Residents rip off kid gloves

By Lia Martin

31st May 2007

http://www.cibolabeacon.com/articles/2007/05/31/news/news2.txt

Residents fight for rights against uranium companies

CIBOLA COUNTY - It is possible that May 30, 2007 might mark a major milestone in fighting water contamination caused by a decade of uranium mining in northern New Mexico, after a handful of citizens rallied together to become rebels for a cause.

"I want you to take this message back to your bosses," Candace Head Dylla said during that meeting on Wednesday night. "Our community is like a big ball that you keep throwing back and forth to each other. We are powerless, out of control. That's how you make people radical."

Residents from Broadview Acres, Felice Acres, Murray Acres, Valle Verde, Pleasant Valley and other communities north of Grants attended their fourth meeting this year called by multiple agencies - federal and state - who are trying to be the answer to a 30-year problem with well water contamination in these neighborhoods.

The culprits, according to neighbors, are the uranium mining operations such as Homestake, and other mills, which had operated up the river from the Milan area.

By 1961, miners familiar with the history, say that the New Mexico Health Service told Homestake they were polluting the aquifer, and warned them.

But, back in those days, regulations involving uranium mill operations were little to none. At the meeting, it was discussed that the Atomic Energy Commission, which was later replaced by the Nuclear Regulatory Commission and the New Mexico Environment Department, may have had a deal with the mines, or maybe the regulatory protocol was deficient.

According to miners and their families, Homestake had been storing wastewater from the processing mill in an unlined pond, which old-timers say was directly above the Alluvial aquifer. They think it seeped into the various aquifer bands, which means it had infiltrated the water system used for drinking for both livestock and human consumption.

It was not until 1976 that they were approached by state environment department officials and warned that the water in their wells was not safe to drink.

In spite of two occasions where water samples have been collected and studied by scientists, no progress has been made to clean the area of contaminants.

However, in recent years, because of time passing and interruption of uranium milling, some cleansing seems to have taken place in some aquifer bands, but not in others.

This last study was brought back to the table this week.

Andy Dudley, who is a non-regulatory environmental health scientist, told residents that out of the 2005 well sample studies, there were 35 wells sampled. Out of those wells, there were 28 wells using Village of Milan water, and six owners using their wells as a primary source. In those six wells, Dudley said, two wells exceeded the uranium MCL safety requirements, which were 39.5 parts per billion and 46.7 parts per billion of uranium.

In the 2006 samples, Dudley said that 10 wells exceeded the uranium MCL safety requirements. He said one well exceeded the uranium MCL safety requirement by 265 parts per billion.

And, in four wells, there was selenium in the water samples, which were 101 parts per billion above the MCL safety requirement.

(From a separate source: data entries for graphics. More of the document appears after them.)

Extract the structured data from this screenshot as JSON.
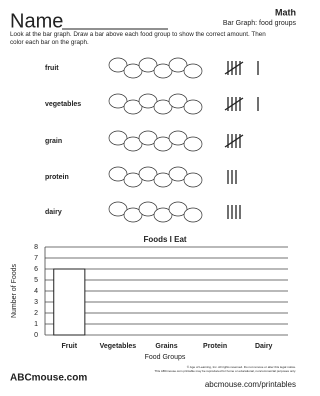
{
  "header": {
    "title": "Name",
    "subject": "Math",
    "subtitle": "Bar Graph: food groups"
  },
  "instructions": "Look at the bar graph. Draw a bar above each food group to show the correct amount. Then color each bar on the graph.",
  "foods": [
    {
      "label": "fruit",
      "tally": 6
    },
    {
      "label": "vegetables",
      "tally": 6
    },
    {
      "label": "grain",
      "tally": 5
    },
    {
      "label": "protein",
      "tally": 3
    },
    {
      "label": "dairy",
      "tally": 4
    }
  ],
  "chart_data": {
    "type": "bar",
    "title": "Foods I Eat",
    "categories": [
      "Fruit",
      "Vegetables",
      "Grains",
      "Protein",
      "Dairy"
    ],
    "values": [
      6,
      null,
      null,
      null,
      null
    ],
    "ylim": [
      0,
      8
    ],
    "yticks": [
      0,
      1,
      2,
      3,
      4,
      5,
      6,
      7,
      8
    ],
    "x_label": "Food Groups",
    "y_label": "Number of Foods",
    "grid": true
  },
  "footer": {
    "logo": "ABCmouse.com",
    "legal": "© Age of Learning, Inc. All rights reserved. Do not remove or alter this legal notice.",
    "legal2": "This ABCmouse.com printable may be reproduced for home or educational, noncommercial purposes only.",
    "url": "abcmouse.com/printables"
  }
}
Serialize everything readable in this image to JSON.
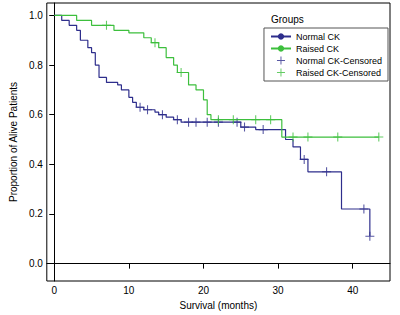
{
  "chart_data": {
    "type": "step",
    "x_label": "Survival (months)",
    "y_label": "Proportion of Alive Patients",
    "legend_title": "Groups",
    "legend": "upper right",
    "grid": false,
    "xlim": [
      -1,
      45
    ],
    "xticks": [
      0,
      10,
      20,
      30,
      40
    ],
    "ylim": [
      -0.07,
      1.05
    ],
    "yticks": [
      {
        "value": 0,
        "label": "0.0"
      },
      0.2,
      0.4,
      0.6,
      0.8,
      {
        "value": 1,
        "label": "1.0"
      }
    ],
    "series": [
      {
        "name": "Normal CK",
        "type": "step",
        "color": "#2e2e8c",
        "x": [
          0,
          1,
          2,
          3,
          3.5,
          4.5,
          5,
          5.5,
          6,
          7,
          8.5,
          9,
          10,
          10.5,
          11,
          12,
          13.5,
          14,
          15,
          16,
          17,
          25,
          27,
          31,
          32,
          33,
          34,
          38.5,
          42.3
        ],
        "values": [
          1.0,
          0.98,
          0.96,
          0.94,
          0.9,
          0.87,
          0.85,
          0.8,
          0.75,
          0.73,
          0.72,
          0.7,
          0.67,
          0.65,
          0.63,
          0.62,
          0.61,
          0.6,
          0.59,
          0.58,
          0.57,
          0.55,
          0.54,
          0.5,
          0.47,
          0.42,
          0.37,
          0.22,
          0.11
        ]
      },
      {
        "name": "Raised CK",
        "type": "step",
        "color": "#3dbf3d",
        "x": [
          0,
          3,
          5,
          8,
          10,
          12,
          13,
          14,
          15,
          16,
          16.5,
          18,
          19,
          20,
          20.5,
          21,
          30.5,
          43.5
        ],
        "values": [
          1.0,
          0.98,
          0.96,
          0.94,
          0.93,
          0.91,
          0.89,
          0.87,
          0.83,
          0.8,
          0.77,
          0.72,
          0.7,
          0.66,
          0.6,
          0.58,
          0.51,
          0.51
        ]
      },
      {
        "name": "Normal CK-Censored",
        "type": "scatter",
        "marker": "plus",
        "color": "#2e2e8c",
        "x": [
          11.5,
          12.5,
          14.5,
          16.5,
          18,
          19,
          20.5,
          22,
          24.5,
          25.5,
          28,
          33.5,
          36.5,
          41.5,
          42.3
        ],
        "values": [
          0.63,
          0.62,
          0.6,
          0.58,
          0.57,
          0.57,
          0.57,
          0.57,
          0.57,
          0.55,
          0.54,
          0.42,
          0.37,
          0.22,
          0.11
        ]
      },
      {
        "name": "Raised CK-Censored",
        "type": "scatter",
        "marker": "plus",
        "color": "#3dbf3d",
        "x": [
          7,
          13.5,
          17,
          22,
          24,
          27,
          29,
          32,
          34,
          38,
          43.5
        ],
        "values": [
          0.96,
          0.89,
          0.77,
          0.58,
          0.58,
          0.58,
          0.58,
          0.51,
          0.51,
          0.51,
          0.51
        ]
      }
    ]
  }
}
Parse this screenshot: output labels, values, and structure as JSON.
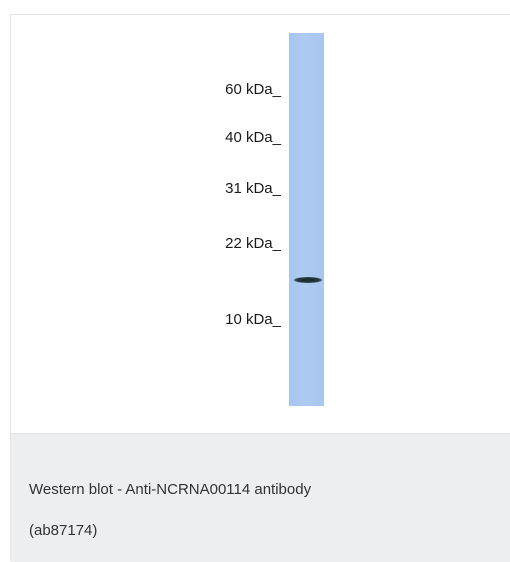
{
  "figure": {
    "markers": [
      {
        "label": "60 kDa_"
      },
      {
        "label": "40 kDa_"
      },
      {
        "label": "31 kDa_"
      },
      {
        "label": "22 kDa_"
      },
      {
        "label": "10 kDa_"
      }
    ],
    "lane_color": "#a9c6ef",
    "band_color": "#1b2a2a"
  },
  "caption": {
    "line1": "Western blot - Anti-NCRNA00114 antibody",
    "line2": "(ab87174)"
  }
}
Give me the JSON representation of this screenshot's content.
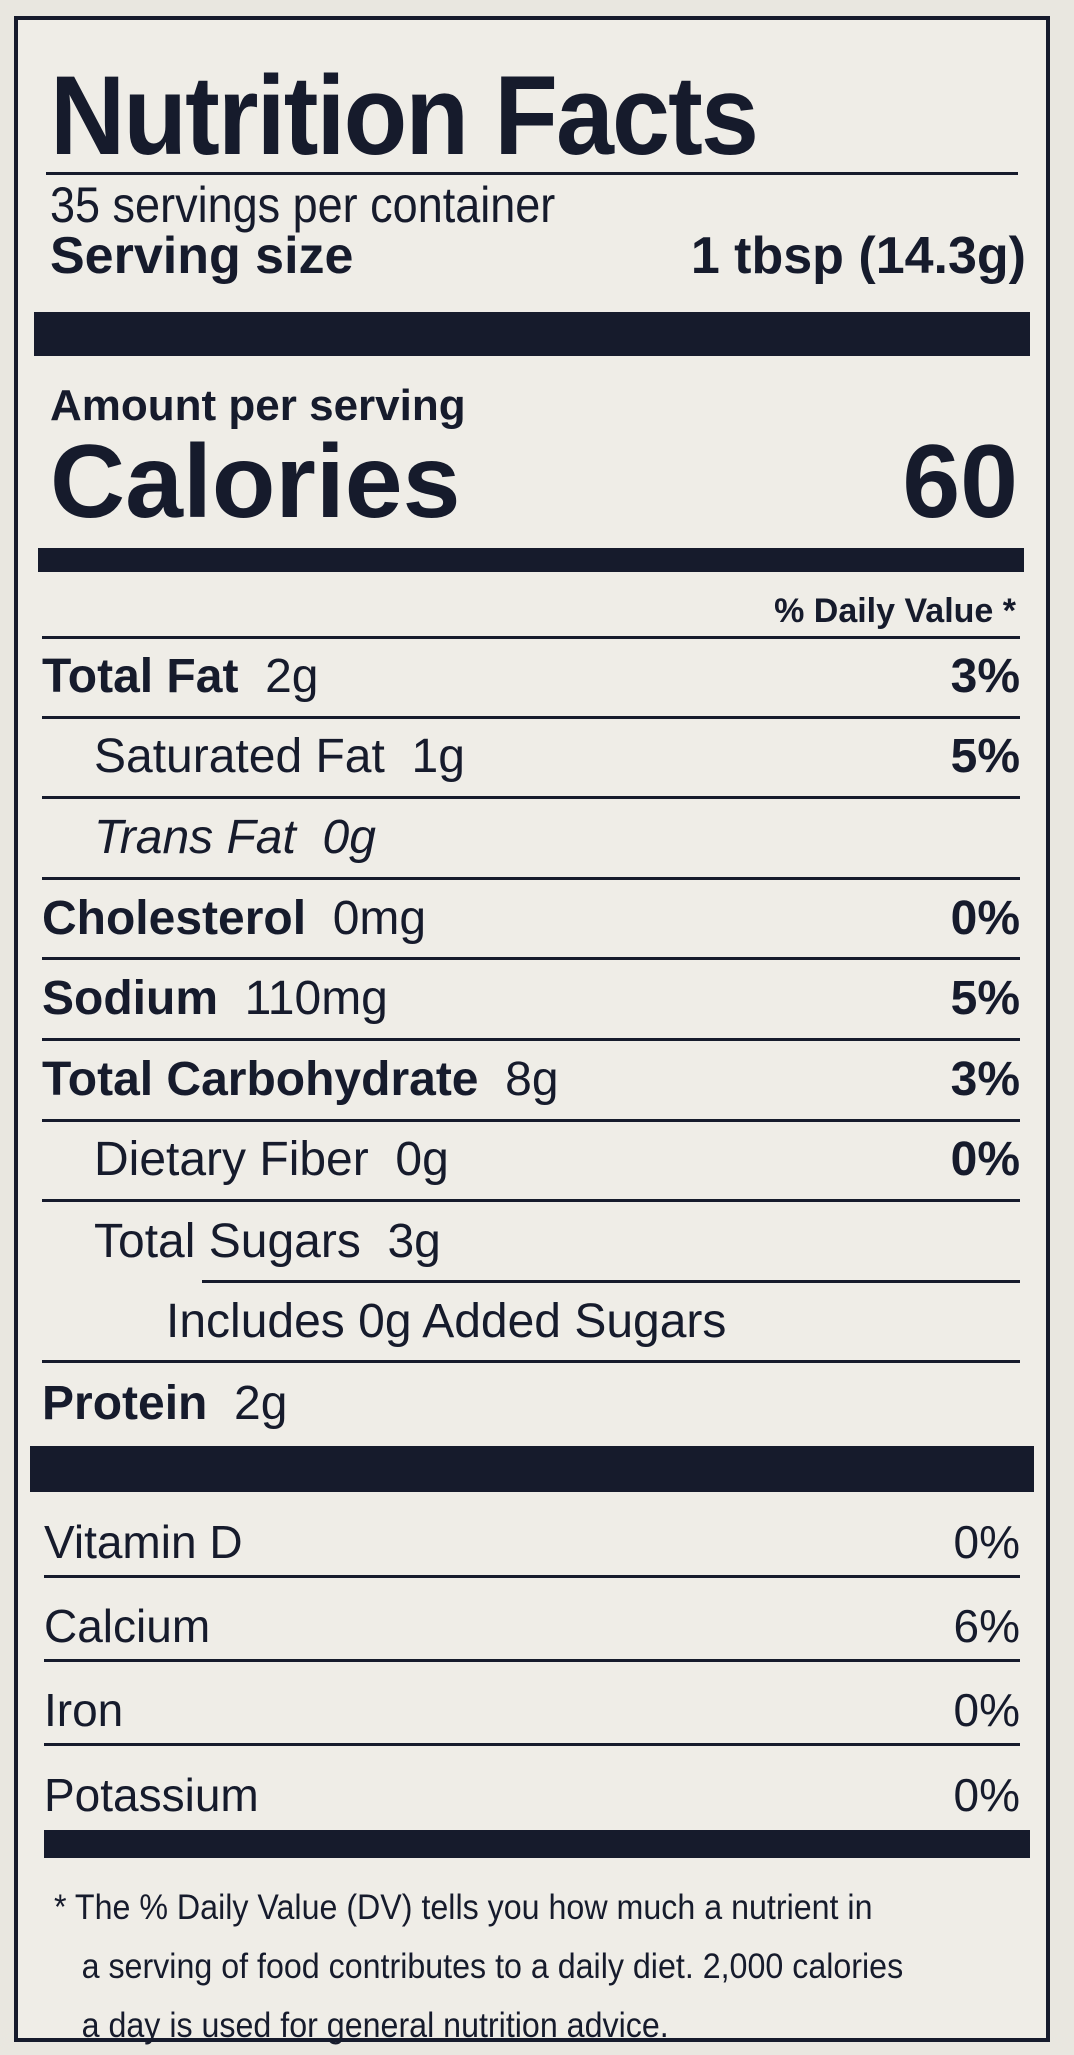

"The dose makes the poison," Dudley told the residents. "All the concentrations are going down except for a few in the middle Chinle (aquifer)."

New Mexico Environment Department officials say that they are in a Catch-22 situation with the Environmental Protection Agency, which are a federal organization, uranium companies and politicians.

They say they are doing everything they can to help, but that there is little to do when funding is drying up to test the wells they need to test before approaching any of the uranium mines where they can lay the blame.

"To tell a company that you need to clean up," David Mayerson with the state environmental department, "you have to have your ducks in a row."

Dana Behar, also with the Environment Department, agreed with Mayerson.

"We recognize this is your community. I hope we can bridge the gap," Behar said. "We can't arbitrarily set standards. Any action we take can be challenged by the companies."

Resident Art Gebeau seemed shocked by what he was hearing.

"You're a hired gun," Gebeau said. "You saying that this fund is only politics?"